Now does that mean she never annoyed me?   Of course not!  She was a teen girl and every person who has had one knows the fear those two words can strike in the heart of a parent.   There were tears, and shrieking and slamming doors on occasion.   But those pale in comparison to a child who made good grades, played the cello beautifully and made her parents proud.

She has continued being a wonderful child in college.   She's in honors biochemistry, been selected to attend leadership conferences and continues in the orchestra in college.  She did an internship this past summer in Washington DC and attended meetings at the State Dept, Dept of Agriculture and Dept of Energy.   She referred to it as her job, but I referred to it as her "adventure".     She saw all the monuments and museums, attended concerts at the Kennedy Center for Performing Arts, and watched the fireworks over the Potomac.   Once again she managed to squeeze every bit out of life in those 8 weeks.

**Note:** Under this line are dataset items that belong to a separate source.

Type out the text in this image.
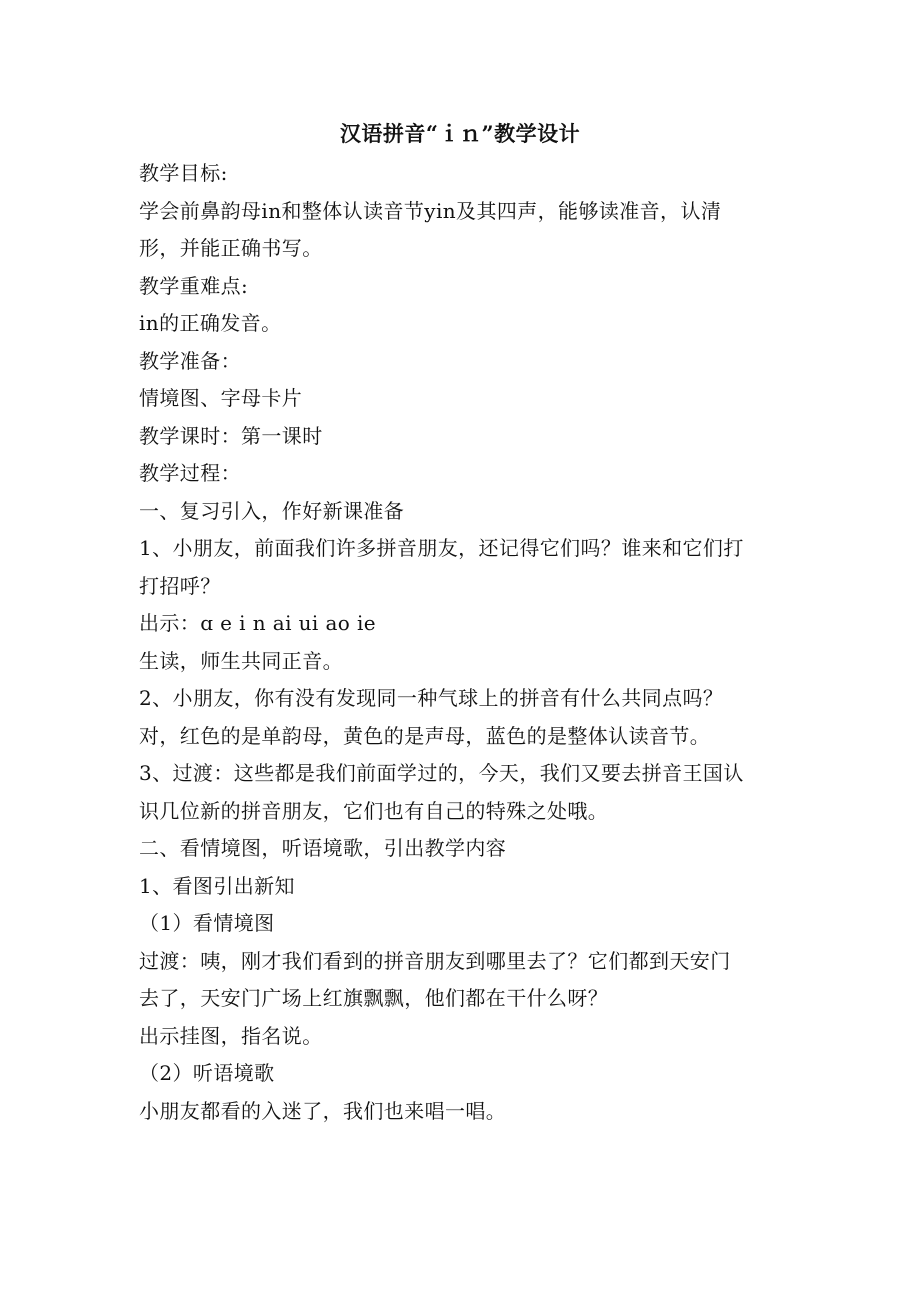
汉语拼音“ｉｎ”教学设计

教学目标:

学会前鼻韵母in和整体认读音节yin及其四声，能够读准音，认清

形，并能正确书写。

教学重难点:

in的正确发音。

教学准备：

情境图、字母卡片

教学课时：第一课时

教学过程：

一、复习引入，作好新课准备

1、小朋友，前面我们许多拼音朋友，还记得它们吗？谁来和它们打

打招呼？

出示：ɑ e i n ai ui ao ie

生读，师生共同正音。

2、小朋友，你有没有发现同一种气球上的拼音有什么共同点吗？

对，红色的是单韵母，黄色的是声母，蓝色的是整体认读音节。

3、过渡：这些都是我们前面学过的，今天，我们又要去拼音王国认

识几位新的拼音朋友，它们也有自己的特殊之处哦。

二、看情境图，听语境歌，引出教学内容

1、看图引出新知

（1）看情境图

过渡：咦，刚才我们看到的拼音朋友到哪里去了？它们都到天安门

去了，天安门广场上红旗飘飘，他们都在干什么呀？

出示挂图，指名说。

（2）听语境歌

小朋友都看的入迷了，我们也来唱一唱。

So as she returns to college, I'm putting my pen to paper to write her a note for her first week of school.   I want to thank her for the joy she brought me watching her grow from an exuberant child to an exuberant young adult.   I want to thank her for the pride I felt watching her fervently bow her cello with utter love and devotion to the instrument these past 10 years.   I want to thank her for being such an easy child to raise and one that any parent would be proud to have.    I want to wish her luck as she returns to  college and continues on the path to becoming a successful and independent woman.  And of course I want to tell her that I love her.  That is what my pen says as I put it to paper.

Do you have individuals who have brightened your life?   Or people who have offered a hand when you were at a low point?  Or perhaps a long lost friend who used to make you laugh so hard?   I challenge you to put pen to paper and let them know how they've enriched your life.   I challenge you to reconnect with them.